Fri 16 Nov 2007
Separate Scales for Story and Task Estimates
|
Traditional teams estimate all of their work in one unit type – regular time. These teams then spend a lot of time wondering why their estimates are off and struggling to get more accurate estimates. Many teams are able to bypass this struggle by estimating on two different estimation scales – points and hours. User Stories in your product backlog should be estimated in terms of their relative size. Imagine writing your product backlog out on index cards, and sorting them in order, least effort to most effort. It should be relatively easy to apply a simple numeric scale to represent relative size. If your first story is at a size of one, and the next one seems like it would take twice as much effort, you’d score that one a 2. Once you’ve numbered your product backlog like this, you can measure how many of these units you’re getting done each iteration by adding up the numbers for each accepted story. Over time, if you keep your team together, this “velocity” number should stabilize. If your velocity has been about 15 in the past, you can predict that if the team stays the same, you’ll get 15 done each iteration moving forward. Whether you call these units “days” or “points” or “tomatoes” is irrelevant, as long as you track how many you’re getting done. I like calling them “points” because it’s politically useful to do so. If a 5 person team is getting 10 days worth of work done each week, management might wonder why they’re only 40% efficient. If they get 10 points worth of work done, the efficiency discussion doesn’t come up in this way. Why use hours for tasks then? Story estimates are basically numbers you pull out of the air, after a couple of minutes of discussion. But when you’re planning tasks at the start of the iteration, you know a lot more – the detailed acceptance criteria, the detailed task list, and maybe even who’s doing the work. Estimating tasks in hours reflects the precision of the estimate (although I try to stick to 1, 2, 4, 8, and 16 hours because you really can’t be more precise). |
|
| Consider this pattern when: |
|
| Be careful with this pattern when: |
|

Thank you for the detail in this post, Alex. It is very helpful since we haven’t used hours to estimate individual task. We have stayed with points at the story level so far.
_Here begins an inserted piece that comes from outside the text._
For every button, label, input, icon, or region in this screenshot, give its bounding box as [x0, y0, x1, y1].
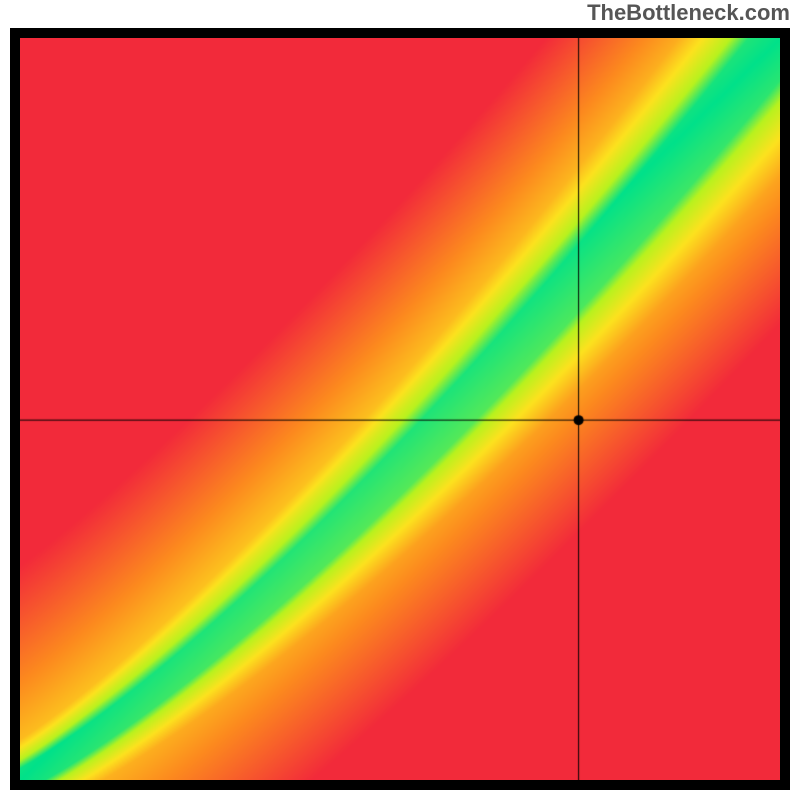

I get the greatest resistance from developers when it is time to break down stories into tasks. Often they tell me they have to research the story before identifying all the tasks. I want to be flexible, understanding that maybe up to 30% of tasks are not completely thought out at a planning meeting. So if the tasks are not all identified and estimated at the planning meeting, how should I represent that work in a burndown chart in the meantime?
Hi, Mari:
Developers should feel like they have all the detailed acceptance criteria when they’re breaking down tasks. They should do their best to identify tasks in iteration planning based on what they know. There’s always a chance that you’ll discover more tasks over the course of the iteration. But after a couple of iterations, you should know how many planned hours of tasks the team can do.
For example, imagine the team plans for 33 hours of tasks in an iteration, but they discover 5 more hours of tasks and complete all 38. It would seem like they should then plan for 33 or fewer hours worth of tasks in the next iteration.
The goal is to not plan perfectly, but to do your best at planning, deliver what you commit to, and adapt your future commitments based on what you learn.
Maybe the team needs some encouragement to commit to less in the early iterations, and pulling in more work if they finish early. After a few iterations that feel like wins, planning usually becomes easier.
Hi Alex,
Your response seems very practical, thanks.
On your second paragraph, however, if a team is able to complete 38 hours of work instead of the planned 33, did you really mean to say that in the next iteration they should plan again for 33? Shouldn’t it be for the feasible 38 hrs? Or is your whole point the fact that more tasks will be unveiled during the sprint thus we should stick with the more conservative commitment?
Thanks for the clarification!
Mari
I would recommend sticking with the more conservative commitment, expecting that in future iterations, you would discover a similar amount of work. Use the initial plan estimates, not revised estimates.